Wang is currently investigating mental illness stigma as a risk factor for substance use in adults with depression. She launched the study after noticing a gap in existing research.

“People with mental health disorders are significantly more likely to develop alcohol and drug use problems,” said Wang. “But while there has been a lot of research looking at the biological and psychosocial factors driving that (behavior), stigma has not been discussed.” She said it’s important to study the impact of stigma because it can potentially hinder people’s willingness and ability to seek help.

Wang, who is blind, is also examining the experiences of people with disabilities during COVID-19 and how the pandemic – particularly in terms of disability-related stigma and social isolation – has affected their mental health.

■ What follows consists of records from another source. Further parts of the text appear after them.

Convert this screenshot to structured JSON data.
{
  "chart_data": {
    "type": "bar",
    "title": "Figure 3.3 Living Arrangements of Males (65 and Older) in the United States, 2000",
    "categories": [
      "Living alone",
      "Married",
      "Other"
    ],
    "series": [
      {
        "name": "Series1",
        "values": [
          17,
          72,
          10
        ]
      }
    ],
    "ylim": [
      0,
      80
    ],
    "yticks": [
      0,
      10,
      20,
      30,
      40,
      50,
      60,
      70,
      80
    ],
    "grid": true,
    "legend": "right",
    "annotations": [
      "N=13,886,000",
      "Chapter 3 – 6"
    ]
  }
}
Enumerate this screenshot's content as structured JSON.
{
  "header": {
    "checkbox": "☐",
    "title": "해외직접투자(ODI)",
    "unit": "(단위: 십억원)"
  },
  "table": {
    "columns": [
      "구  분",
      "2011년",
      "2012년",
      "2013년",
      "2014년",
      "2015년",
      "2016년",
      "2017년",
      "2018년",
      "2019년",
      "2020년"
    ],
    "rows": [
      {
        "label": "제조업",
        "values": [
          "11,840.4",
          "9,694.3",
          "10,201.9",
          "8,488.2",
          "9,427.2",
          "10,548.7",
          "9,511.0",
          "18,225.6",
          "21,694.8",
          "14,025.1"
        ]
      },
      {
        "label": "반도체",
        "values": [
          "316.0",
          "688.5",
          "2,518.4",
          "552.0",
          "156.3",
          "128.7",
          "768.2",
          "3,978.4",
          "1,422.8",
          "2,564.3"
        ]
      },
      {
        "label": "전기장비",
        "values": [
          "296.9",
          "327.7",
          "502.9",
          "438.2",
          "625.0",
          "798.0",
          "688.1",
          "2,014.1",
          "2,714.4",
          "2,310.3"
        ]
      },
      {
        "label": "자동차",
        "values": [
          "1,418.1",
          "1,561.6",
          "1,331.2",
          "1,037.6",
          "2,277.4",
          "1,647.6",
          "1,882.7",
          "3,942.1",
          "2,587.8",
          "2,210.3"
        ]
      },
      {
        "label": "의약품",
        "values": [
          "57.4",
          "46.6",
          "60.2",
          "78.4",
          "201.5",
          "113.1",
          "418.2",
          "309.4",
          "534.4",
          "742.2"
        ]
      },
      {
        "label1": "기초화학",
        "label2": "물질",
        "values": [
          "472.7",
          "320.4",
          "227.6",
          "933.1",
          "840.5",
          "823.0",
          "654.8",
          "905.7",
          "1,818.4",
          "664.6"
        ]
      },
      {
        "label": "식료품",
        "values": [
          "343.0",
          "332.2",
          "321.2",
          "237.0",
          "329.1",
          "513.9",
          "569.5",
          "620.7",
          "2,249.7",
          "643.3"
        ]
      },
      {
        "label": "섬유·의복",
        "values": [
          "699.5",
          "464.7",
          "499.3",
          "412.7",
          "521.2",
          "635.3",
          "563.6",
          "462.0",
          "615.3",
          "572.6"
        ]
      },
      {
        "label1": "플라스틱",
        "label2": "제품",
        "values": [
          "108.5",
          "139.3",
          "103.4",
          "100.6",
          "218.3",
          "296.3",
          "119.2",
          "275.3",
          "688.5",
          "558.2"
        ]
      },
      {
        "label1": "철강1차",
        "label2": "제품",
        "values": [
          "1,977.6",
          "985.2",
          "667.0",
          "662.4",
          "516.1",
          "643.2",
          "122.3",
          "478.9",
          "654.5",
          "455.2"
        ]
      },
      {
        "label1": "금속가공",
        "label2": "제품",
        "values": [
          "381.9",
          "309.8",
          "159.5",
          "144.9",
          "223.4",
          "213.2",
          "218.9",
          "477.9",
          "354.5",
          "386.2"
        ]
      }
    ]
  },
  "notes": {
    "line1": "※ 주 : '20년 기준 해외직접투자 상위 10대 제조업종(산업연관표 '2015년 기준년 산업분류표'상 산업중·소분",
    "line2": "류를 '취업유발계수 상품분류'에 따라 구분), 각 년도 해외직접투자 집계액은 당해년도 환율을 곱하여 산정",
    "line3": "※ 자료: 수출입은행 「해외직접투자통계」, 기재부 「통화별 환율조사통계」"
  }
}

As a stigma researcher, Wang said social justice is central to her work improving the lives of marginalized populations. She is particularly interested in incorporating intersectionality into her research. She mentioned studies that focus on racism and studies that focus on sexism as examples of research that could be merged.

“There’s not a lot of attention looking at how different marginalized identities intersect, which is unfortunate because our identities do not exist in a vacuum,” said Wang. “We exist at the intersection of multiple identifies, and we are oftentimes marginalized in different ways depending on how our identities combine.”

U.S. Health Justice Concentration

Many of the issues discussed by the panel are amplified in the school’s new U.S. Health Justice Concentration, which launched last spring after several years of collaborative effort on the part of school administrators, faculty and students.

In 2017, in response to a national travel ban on Muslims, white supremacy rallies, lack of federal action on climate change and acts of police violence against people of color in the U.S., students approached the administration seeking more opportunities for social and health justice study and training, said Dashni Sathasivam, M.P.H. ’19, one of the students involved in the discussions at the time.

“I, along with many of my fellow classmates, entered YSPH hungry for social justice and looking to learn in the classroom and beyond,” Sathasivam said. Those discussions led to the creation of a mandatory social justice and health equity course for all students and, eventually, the U.S. Health Justice Concentration.

“The aim of the concentration is to give students an opportunity to dig into these issues of equity and justice and the way that power and structure constrain health,” Keene said.

The concentration includes a class in advocacy and activism led by Assistant Professor Adjunct Tekisha Everette, a long-time social justice advocate and director of the Hartford-based nonprofit Health Equity Solutions. Students are also required to do a practicum in social justice, including opportunities to work with local community organizations.